Can an email header have different character encoding than the body of the email?

6k views Asked by At

Is an email with different character encoding for it's header and body valid? The Use Case: While processing an email, should I check for the character encoding of it's header separately, or will checking that of it's body be sufficient? Can someone guide me as to how to figure this out? Thanks in advance!

1

There are 1 answers

0
klarki On BEST ANSWER

Email headers should use the ASCII charset, if you want the header fields to have a different encoding you need to use the encoded word syntax: http://en.wikipedia.org/wiki/MIME#Encoded-Word

The email body can be directly encoded in different encoding only if mail servers that transfer it have 8bit mime enabled (nowadays every mail server should have it enabled, but it's not guaranteed), otherwise you need to encode the body in transfer encoding (quoted-printable or base64)

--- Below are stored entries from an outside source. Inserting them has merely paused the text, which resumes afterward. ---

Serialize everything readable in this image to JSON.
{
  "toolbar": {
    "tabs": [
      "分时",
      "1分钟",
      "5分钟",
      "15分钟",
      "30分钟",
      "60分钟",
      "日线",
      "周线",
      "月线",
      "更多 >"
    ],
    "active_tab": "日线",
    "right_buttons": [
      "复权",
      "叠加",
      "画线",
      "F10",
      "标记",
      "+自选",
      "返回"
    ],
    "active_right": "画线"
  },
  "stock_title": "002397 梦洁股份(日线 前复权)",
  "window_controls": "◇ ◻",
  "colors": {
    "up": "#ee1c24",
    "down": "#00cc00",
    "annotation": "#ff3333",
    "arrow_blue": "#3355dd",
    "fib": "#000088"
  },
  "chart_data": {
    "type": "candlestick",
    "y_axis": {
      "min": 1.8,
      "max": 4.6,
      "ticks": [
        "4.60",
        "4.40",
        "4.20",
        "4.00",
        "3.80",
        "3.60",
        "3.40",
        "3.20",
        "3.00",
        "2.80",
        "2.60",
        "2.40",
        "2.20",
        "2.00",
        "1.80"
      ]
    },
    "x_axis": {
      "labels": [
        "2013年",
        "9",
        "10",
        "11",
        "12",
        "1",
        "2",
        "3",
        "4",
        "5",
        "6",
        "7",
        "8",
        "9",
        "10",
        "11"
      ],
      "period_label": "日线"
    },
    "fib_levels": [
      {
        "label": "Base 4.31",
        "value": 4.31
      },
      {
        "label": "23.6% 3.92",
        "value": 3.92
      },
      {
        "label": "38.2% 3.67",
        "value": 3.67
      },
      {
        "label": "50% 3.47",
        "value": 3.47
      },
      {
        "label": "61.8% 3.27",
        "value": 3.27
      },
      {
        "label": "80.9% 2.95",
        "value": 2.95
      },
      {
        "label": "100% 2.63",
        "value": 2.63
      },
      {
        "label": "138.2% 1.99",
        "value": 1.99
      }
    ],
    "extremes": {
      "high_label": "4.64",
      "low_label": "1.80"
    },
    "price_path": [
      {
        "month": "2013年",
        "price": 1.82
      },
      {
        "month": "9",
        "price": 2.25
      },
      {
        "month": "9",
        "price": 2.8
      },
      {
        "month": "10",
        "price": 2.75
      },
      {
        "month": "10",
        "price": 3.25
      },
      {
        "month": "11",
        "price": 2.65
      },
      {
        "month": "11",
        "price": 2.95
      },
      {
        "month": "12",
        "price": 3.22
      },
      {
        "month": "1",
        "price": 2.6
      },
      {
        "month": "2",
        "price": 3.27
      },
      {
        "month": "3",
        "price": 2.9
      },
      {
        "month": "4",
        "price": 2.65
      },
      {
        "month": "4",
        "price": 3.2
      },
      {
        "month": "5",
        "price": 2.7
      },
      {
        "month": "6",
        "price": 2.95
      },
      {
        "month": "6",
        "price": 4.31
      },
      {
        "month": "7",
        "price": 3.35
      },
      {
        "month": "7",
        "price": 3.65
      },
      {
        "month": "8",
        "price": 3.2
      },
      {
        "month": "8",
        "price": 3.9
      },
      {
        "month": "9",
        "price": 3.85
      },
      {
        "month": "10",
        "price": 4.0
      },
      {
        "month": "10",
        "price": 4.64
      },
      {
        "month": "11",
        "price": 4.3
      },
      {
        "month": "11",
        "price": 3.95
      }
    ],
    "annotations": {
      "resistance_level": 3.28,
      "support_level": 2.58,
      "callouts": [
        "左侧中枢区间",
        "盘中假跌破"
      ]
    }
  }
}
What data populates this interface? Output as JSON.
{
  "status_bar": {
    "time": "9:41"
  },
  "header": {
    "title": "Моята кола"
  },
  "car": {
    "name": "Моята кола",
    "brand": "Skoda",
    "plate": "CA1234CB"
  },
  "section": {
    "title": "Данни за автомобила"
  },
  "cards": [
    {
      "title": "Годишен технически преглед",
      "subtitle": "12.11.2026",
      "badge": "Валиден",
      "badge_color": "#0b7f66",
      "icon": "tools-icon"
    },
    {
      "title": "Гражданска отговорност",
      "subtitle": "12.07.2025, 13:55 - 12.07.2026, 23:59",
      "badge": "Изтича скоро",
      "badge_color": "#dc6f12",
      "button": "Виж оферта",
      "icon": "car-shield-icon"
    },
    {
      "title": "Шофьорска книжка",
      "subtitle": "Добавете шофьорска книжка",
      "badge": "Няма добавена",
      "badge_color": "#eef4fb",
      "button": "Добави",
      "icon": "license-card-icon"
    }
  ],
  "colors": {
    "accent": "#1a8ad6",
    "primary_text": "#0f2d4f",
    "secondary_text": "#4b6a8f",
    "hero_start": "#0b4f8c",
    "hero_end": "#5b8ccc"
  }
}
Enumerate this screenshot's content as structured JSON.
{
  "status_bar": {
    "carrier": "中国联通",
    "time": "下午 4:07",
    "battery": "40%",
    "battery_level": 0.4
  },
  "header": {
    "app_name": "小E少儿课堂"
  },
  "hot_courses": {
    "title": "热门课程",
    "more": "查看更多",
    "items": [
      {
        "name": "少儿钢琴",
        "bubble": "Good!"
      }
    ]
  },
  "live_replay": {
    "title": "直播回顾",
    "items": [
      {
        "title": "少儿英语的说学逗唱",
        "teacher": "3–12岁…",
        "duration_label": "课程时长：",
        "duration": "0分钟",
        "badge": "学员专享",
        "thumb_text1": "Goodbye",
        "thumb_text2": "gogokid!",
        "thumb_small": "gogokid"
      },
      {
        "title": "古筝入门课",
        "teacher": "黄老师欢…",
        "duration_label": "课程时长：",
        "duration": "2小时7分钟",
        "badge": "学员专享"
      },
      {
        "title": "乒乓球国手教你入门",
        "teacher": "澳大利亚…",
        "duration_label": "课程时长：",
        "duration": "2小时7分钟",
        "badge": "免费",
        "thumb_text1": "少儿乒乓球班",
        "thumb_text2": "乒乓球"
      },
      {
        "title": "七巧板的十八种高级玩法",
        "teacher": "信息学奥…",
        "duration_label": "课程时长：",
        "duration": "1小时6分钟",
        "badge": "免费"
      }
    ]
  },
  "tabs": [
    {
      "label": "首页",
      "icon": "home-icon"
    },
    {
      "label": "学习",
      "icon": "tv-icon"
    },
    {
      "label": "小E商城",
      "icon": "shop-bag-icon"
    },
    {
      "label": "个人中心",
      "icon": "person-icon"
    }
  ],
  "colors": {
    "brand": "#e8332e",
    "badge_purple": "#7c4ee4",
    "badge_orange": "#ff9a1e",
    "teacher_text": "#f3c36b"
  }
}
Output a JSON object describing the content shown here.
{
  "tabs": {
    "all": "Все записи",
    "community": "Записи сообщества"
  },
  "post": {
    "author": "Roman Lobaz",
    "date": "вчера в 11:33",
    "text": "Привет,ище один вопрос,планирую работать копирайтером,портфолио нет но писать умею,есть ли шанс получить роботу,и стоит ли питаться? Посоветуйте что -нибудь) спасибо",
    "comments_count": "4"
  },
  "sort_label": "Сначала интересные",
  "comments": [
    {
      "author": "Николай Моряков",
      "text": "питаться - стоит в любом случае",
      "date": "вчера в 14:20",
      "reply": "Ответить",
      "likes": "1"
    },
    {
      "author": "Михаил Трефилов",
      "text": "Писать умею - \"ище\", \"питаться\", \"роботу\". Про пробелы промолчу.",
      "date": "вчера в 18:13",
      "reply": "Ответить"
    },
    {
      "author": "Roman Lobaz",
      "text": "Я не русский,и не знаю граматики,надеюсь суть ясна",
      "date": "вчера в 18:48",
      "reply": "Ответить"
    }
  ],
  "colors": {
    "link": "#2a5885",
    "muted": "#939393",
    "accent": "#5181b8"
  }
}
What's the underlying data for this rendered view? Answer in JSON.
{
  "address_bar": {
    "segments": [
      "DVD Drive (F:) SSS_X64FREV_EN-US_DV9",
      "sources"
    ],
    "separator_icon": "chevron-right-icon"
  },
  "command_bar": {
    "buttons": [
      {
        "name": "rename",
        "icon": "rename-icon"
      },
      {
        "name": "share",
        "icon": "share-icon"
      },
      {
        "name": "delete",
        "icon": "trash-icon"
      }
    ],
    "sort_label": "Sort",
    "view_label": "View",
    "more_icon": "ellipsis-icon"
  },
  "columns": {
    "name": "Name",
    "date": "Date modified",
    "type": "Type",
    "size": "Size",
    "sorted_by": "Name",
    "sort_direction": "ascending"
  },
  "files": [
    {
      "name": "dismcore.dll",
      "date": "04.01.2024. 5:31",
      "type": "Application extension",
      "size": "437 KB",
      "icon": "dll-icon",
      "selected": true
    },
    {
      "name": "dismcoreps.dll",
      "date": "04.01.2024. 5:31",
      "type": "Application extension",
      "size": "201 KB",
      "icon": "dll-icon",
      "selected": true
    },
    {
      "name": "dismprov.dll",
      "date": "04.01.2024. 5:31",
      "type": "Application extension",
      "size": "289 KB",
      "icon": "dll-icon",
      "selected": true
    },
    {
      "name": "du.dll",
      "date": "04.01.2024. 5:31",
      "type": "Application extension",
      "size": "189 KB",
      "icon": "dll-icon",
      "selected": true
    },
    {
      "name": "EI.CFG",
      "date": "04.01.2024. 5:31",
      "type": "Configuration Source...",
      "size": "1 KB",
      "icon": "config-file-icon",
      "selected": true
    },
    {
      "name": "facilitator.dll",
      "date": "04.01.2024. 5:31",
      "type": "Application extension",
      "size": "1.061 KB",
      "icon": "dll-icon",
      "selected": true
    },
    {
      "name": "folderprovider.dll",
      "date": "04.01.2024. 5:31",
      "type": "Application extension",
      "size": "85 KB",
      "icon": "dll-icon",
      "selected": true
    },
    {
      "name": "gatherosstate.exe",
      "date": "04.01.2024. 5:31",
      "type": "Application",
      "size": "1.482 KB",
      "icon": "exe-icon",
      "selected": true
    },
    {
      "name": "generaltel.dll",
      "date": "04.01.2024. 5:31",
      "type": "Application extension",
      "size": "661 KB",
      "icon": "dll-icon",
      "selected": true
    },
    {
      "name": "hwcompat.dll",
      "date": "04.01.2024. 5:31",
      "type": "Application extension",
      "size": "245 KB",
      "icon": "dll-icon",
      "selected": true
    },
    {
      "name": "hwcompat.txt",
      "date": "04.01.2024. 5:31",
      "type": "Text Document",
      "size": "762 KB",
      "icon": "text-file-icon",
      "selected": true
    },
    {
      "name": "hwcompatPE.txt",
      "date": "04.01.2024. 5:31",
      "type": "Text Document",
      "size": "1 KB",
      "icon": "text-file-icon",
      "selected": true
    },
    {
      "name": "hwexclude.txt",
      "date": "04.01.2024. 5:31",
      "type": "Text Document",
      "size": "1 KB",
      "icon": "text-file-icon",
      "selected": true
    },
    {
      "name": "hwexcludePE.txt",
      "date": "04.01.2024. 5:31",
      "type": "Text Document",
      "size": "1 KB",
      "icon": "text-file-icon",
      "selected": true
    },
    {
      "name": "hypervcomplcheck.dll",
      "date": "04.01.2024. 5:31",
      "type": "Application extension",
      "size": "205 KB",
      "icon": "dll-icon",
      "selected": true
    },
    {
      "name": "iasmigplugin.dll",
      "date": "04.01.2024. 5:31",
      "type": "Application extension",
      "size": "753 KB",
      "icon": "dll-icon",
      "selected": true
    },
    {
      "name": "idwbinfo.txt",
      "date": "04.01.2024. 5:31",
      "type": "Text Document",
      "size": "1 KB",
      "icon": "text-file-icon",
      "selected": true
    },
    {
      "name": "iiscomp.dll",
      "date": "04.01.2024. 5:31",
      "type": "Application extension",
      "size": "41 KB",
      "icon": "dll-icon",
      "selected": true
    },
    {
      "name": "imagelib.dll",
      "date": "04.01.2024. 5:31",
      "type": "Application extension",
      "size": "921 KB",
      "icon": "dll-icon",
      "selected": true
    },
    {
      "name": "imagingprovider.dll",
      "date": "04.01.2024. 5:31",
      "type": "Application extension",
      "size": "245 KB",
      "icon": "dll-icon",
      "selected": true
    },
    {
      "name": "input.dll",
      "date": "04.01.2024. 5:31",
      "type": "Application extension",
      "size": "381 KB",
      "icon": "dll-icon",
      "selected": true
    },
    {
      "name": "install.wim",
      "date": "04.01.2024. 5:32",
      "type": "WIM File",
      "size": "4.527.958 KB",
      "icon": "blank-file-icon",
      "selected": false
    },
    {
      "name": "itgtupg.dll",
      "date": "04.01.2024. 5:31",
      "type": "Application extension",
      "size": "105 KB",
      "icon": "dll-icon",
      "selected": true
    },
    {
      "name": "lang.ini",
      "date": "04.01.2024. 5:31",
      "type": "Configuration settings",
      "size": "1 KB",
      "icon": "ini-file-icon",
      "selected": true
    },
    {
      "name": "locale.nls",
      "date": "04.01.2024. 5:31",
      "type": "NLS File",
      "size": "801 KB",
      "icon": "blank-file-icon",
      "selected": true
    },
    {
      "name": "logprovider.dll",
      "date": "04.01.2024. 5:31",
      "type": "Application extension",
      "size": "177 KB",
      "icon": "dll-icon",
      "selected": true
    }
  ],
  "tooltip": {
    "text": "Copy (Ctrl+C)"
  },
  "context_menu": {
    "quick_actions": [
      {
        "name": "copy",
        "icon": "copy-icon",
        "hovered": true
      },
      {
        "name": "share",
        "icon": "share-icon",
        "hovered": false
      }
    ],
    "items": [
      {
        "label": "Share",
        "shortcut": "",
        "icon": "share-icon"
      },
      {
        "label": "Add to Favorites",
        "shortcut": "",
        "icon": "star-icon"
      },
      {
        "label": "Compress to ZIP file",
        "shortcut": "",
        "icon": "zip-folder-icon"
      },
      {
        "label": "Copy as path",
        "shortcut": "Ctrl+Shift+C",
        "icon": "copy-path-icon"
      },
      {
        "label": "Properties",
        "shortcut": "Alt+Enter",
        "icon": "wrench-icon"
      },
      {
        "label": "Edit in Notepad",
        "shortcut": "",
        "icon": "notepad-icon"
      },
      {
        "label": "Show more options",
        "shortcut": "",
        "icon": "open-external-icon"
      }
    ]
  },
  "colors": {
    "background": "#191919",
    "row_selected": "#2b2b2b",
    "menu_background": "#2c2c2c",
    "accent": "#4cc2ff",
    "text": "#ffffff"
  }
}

The charset can be different in each case, that is you can have every encoded word in different charset and every mail part encoded in different charset or even different transfer encoding as well.

For example you can have:

Subject: =?UTF-8?Q?Zg=C5=82oszenie?= //header value in UTF-8 encoded with quoted printable

and the body encoded:

Content-Type: text/plain; charset="iso-8859-2"
Content-Transfer-Encoding: base64

WmG/87PmIEfqtmyxIEphvPE=

different charsets, different transfer encodings in the same email, no problem.

From experience I can tell you that such mails are very common. Even worse, you can get an email that states one charset in Content-Type header and another charset in html body meta tag:

Content-Type: text/html; charset="iso-8859-2"

<html>
<head>
<meta http-equiv="Content-Type" content="text/html; charser=utf-8">

It's up to you to guess the actual charset used. Probably it's the one in meta tag.

Assume nothing. Expect everything. Take no prisoners. This is Sparta.